En réalité, ce transfert de technologies devrait faire l’objet d’une attention particulièrement accrue. Pour cause : les systèmes fournis par l’UE sont classés dans la catégorie des biens à double usage (BDU), c’est-à-dire des biens qui peuvent être utilisés dans un contexte militaire et civil. Ce type d’exportation est même encadré par une position commune de l’UE, datée de 2008. Celle-ci stipule que le transfert des biens à double usage est interdit dès lors qu’il « existe un risque manifeste » que le matériel livré puisse être utilisé à des fins de « répression interne ». « Un risque largement établi dans le cas marocain, comme l’a démontré l’affaire Pegasus », note la source.

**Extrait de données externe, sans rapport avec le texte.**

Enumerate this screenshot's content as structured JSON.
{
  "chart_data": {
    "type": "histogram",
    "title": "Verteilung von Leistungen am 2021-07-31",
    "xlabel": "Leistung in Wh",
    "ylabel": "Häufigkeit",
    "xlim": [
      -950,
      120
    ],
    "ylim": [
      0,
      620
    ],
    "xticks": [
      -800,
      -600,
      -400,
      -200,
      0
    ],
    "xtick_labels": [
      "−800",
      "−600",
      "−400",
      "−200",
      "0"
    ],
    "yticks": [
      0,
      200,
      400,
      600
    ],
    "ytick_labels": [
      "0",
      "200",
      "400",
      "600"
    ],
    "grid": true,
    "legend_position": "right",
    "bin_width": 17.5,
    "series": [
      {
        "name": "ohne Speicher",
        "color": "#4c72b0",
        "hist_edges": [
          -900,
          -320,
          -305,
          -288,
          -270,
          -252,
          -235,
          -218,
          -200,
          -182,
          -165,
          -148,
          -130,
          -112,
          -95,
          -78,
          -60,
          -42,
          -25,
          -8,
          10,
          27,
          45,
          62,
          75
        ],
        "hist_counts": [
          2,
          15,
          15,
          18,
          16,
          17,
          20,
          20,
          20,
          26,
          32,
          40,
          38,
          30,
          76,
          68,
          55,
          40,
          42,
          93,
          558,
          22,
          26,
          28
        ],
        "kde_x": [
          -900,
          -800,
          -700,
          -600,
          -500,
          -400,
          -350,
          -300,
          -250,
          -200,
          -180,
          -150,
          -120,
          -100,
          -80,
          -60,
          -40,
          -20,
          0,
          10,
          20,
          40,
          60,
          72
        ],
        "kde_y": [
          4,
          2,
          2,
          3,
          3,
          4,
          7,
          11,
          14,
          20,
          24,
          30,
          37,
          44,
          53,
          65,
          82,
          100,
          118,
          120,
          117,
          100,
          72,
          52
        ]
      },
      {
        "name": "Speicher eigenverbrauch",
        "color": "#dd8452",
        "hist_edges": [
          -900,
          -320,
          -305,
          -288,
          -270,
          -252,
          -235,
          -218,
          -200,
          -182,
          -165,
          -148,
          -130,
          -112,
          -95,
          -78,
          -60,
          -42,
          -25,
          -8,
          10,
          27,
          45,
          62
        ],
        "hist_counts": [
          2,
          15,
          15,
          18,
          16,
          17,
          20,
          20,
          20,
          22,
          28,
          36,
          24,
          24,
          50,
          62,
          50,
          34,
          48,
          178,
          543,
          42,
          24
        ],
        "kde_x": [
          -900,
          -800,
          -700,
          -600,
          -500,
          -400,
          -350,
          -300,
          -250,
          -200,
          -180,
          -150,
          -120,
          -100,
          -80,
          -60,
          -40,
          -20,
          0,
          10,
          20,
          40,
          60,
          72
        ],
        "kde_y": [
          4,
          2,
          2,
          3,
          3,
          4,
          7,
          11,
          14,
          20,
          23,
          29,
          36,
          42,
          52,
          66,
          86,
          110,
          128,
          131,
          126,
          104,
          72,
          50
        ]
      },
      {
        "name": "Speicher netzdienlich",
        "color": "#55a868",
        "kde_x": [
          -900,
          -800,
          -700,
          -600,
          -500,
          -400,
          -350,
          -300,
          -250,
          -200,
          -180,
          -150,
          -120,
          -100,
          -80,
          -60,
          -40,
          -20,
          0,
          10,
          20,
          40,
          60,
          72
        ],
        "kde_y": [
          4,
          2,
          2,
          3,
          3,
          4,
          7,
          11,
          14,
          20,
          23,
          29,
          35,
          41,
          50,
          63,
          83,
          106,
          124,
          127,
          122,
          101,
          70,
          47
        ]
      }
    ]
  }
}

Une dizaine de journalistes et militants marocains dont le site d’investigation avait recueilli le témoignage expliquent s’être vu confisquer leurs téléphones à la suite d’une arrestation arbitraire. Selon eux, « cette pratique obéirait à un unique objectif : renforcer le fichage des opposants présumés en collectant un maximum d’informations personnelles. Un contrôle qui, depuis 2019, pourrait être facilité par le soutien technologique et financier de l’Union européenne ».
Au Parlement européen, ces exportations sont loin de faire l’unanimité. « Sous prétexte de sécuriser nos frontières, nous ne pouvons pas nous contenter des promesses d’un régime autoritaire, déplore ainsi l’eurodéputée Markéta Gregorova (groupe des Verts). C’est une négligence délibérée et moralement inacceptable de la part de l’Europe ».